If the list is a bit confusing, there’s a really useful website resource on all things to do with Indian trains – The Man in Seat 61.
So, when we headed off to Varkala train station we were looking forward to a reasonably pleasant 4-hour journey to Kochi on our pre-booked AC2 Rajdhani Express.
In India things often don’t go according to plan
We got to the station with a good hour to spare before our train was due.
As I walked past the Station Master’s office I saw the notice: A lot of unfamiliar numbers and codes, but the one thing I could make out was the train number – 12625 – and the handwritten text Cancelled.
This was the start of a 3-hour process of trying to claim a refund on our unused ticket and booking another train. Each step of the process involved queueing at a different booth (where queueing isn’t a concept that’s well understood).
After a while, we discovered we couldn’t claim our 2,000 rupees on the cancelled ticket because it was booked through a Travel Agent’s account in Kovalam – only the Travel Agent could make the claim.
Well, we weren’t going back to Kovalam, so goodbye to that.
We then found out that, of course, all reserved seats on the next train were sold out (there was even a waiting list – see The Man in Seat 61). If we wanted to travel today, the only option was to buy Sleeper Class tickets on a train due to leave in 2 hours time.

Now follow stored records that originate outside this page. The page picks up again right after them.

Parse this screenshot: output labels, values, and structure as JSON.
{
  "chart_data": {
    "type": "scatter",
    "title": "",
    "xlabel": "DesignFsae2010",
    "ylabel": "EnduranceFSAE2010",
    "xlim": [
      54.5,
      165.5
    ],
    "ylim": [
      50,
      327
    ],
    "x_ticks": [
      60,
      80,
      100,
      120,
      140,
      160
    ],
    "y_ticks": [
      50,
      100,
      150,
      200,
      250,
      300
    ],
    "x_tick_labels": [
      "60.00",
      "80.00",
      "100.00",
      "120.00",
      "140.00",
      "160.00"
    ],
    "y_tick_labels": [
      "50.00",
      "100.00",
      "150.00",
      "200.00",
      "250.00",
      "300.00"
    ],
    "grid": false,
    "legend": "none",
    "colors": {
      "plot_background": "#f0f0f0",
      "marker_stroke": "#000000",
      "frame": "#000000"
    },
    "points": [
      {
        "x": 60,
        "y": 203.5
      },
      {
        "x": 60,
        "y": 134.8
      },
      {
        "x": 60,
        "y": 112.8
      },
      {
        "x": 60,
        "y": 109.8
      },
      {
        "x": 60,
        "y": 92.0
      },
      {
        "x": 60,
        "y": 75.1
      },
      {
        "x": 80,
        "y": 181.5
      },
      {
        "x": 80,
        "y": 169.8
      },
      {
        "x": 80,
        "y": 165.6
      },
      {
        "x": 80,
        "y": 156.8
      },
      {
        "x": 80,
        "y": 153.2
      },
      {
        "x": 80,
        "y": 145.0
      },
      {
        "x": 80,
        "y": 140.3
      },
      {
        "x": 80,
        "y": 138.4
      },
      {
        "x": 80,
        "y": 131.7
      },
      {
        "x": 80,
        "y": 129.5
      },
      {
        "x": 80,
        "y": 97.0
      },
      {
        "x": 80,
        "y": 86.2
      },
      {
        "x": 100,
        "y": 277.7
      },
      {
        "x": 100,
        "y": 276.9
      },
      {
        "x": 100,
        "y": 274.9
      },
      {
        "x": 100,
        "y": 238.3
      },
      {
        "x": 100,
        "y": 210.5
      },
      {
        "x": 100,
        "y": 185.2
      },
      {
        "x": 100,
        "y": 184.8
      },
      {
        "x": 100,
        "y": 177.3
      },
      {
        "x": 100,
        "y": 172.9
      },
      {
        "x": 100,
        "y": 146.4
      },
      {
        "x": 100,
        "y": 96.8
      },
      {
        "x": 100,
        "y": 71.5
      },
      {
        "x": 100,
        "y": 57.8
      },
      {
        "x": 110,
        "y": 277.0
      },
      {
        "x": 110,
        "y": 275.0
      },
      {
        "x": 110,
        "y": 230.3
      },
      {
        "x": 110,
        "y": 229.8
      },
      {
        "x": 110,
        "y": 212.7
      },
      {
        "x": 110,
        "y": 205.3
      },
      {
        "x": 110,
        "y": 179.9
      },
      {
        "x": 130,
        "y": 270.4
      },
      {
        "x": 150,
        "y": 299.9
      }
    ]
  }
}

We already had our guesthouse booked in Kochi for that evening, so with no alternative we decided to embrace the horror, and bought 2 Sleeper Class tickets for 120 rupees each (€1.70).
Indian Railways Sleeper Class – It’s not for wimps
As the time approached for our train to arrive, the platform got more and more crowded. There was quite a crowd assembled as a long, grimy train with open window grates and dozens of Sleeper cars pulled into the station.

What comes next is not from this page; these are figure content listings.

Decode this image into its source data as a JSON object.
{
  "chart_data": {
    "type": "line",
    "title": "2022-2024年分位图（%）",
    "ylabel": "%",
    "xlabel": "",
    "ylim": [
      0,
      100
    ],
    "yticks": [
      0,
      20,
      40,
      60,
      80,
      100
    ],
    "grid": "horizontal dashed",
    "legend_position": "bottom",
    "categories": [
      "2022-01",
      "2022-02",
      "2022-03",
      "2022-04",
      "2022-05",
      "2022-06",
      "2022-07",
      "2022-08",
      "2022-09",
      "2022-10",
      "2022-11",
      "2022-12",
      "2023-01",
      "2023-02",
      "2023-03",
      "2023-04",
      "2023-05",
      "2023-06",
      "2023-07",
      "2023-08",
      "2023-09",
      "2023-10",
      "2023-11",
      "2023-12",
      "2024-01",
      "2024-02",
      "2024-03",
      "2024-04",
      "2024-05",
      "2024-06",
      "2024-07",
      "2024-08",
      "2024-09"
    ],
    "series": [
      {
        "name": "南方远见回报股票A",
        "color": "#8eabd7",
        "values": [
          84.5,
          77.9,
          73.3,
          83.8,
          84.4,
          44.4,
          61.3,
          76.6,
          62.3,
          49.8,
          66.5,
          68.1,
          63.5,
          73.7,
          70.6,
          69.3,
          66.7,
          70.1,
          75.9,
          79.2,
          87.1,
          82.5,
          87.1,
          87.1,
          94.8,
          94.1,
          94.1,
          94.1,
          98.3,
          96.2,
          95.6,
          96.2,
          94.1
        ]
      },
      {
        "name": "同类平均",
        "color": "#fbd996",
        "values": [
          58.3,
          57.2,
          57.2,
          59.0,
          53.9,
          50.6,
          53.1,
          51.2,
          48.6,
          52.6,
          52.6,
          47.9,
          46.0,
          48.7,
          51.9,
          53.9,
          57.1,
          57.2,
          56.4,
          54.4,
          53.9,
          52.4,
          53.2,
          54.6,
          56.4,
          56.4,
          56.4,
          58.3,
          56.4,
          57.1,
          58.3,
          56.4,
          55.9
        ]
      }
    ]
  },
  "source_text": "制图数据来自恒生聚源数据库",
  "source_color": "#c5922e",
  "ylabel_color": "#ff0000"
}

Even before it stopped, we could see that the Sleeper cars were already jammed full of people – most of them standing up.
We fought our way onboard, hauling our unwieldy rucksacks behind us.
Like all the others, our coach had standing room only. It looked like we were in for an unpleasant 4 hours or so. We were the only foreigners onboard – the few other foriegners we’d seen on the platform were no doubt in the limited pre-booked AC coaches.
The thing that struck me the most about our coach was the way the locals occupied the available seats and benches. Long benches easily comprised half of the available seating. They were all occupied by men, with legs stretched out, sleeping.
They seemed oblivious to the hoards of passengers, many of the them women both old and young, who were standing uncomfortably in the aisles. Each bench could easily have accommodated 3 or 4 passengers, if these guys bothered to sit up and make room.
This seems to be just the way things are in India: Men first, and little empathy for the rest.
The train made lots of stops with people getting on and off, so we were eventually able to snatch a couple of seats for ourselves. This was really welcome. Standing in the aisle for an hour was tiring, with hawkers constantly trying to squeeze past lugging huge baskets of goods.
The journey actually took 5 hours.
When we finally arrived at Ernaculum Town station in Kochi it was getting close to dusk. However we still had another 1 hour journey to take us to our guesthouse in Fort Kochi.
We’d survived our first train journey of the trip, but it wouldn’t be the last (nor necessarily the worst).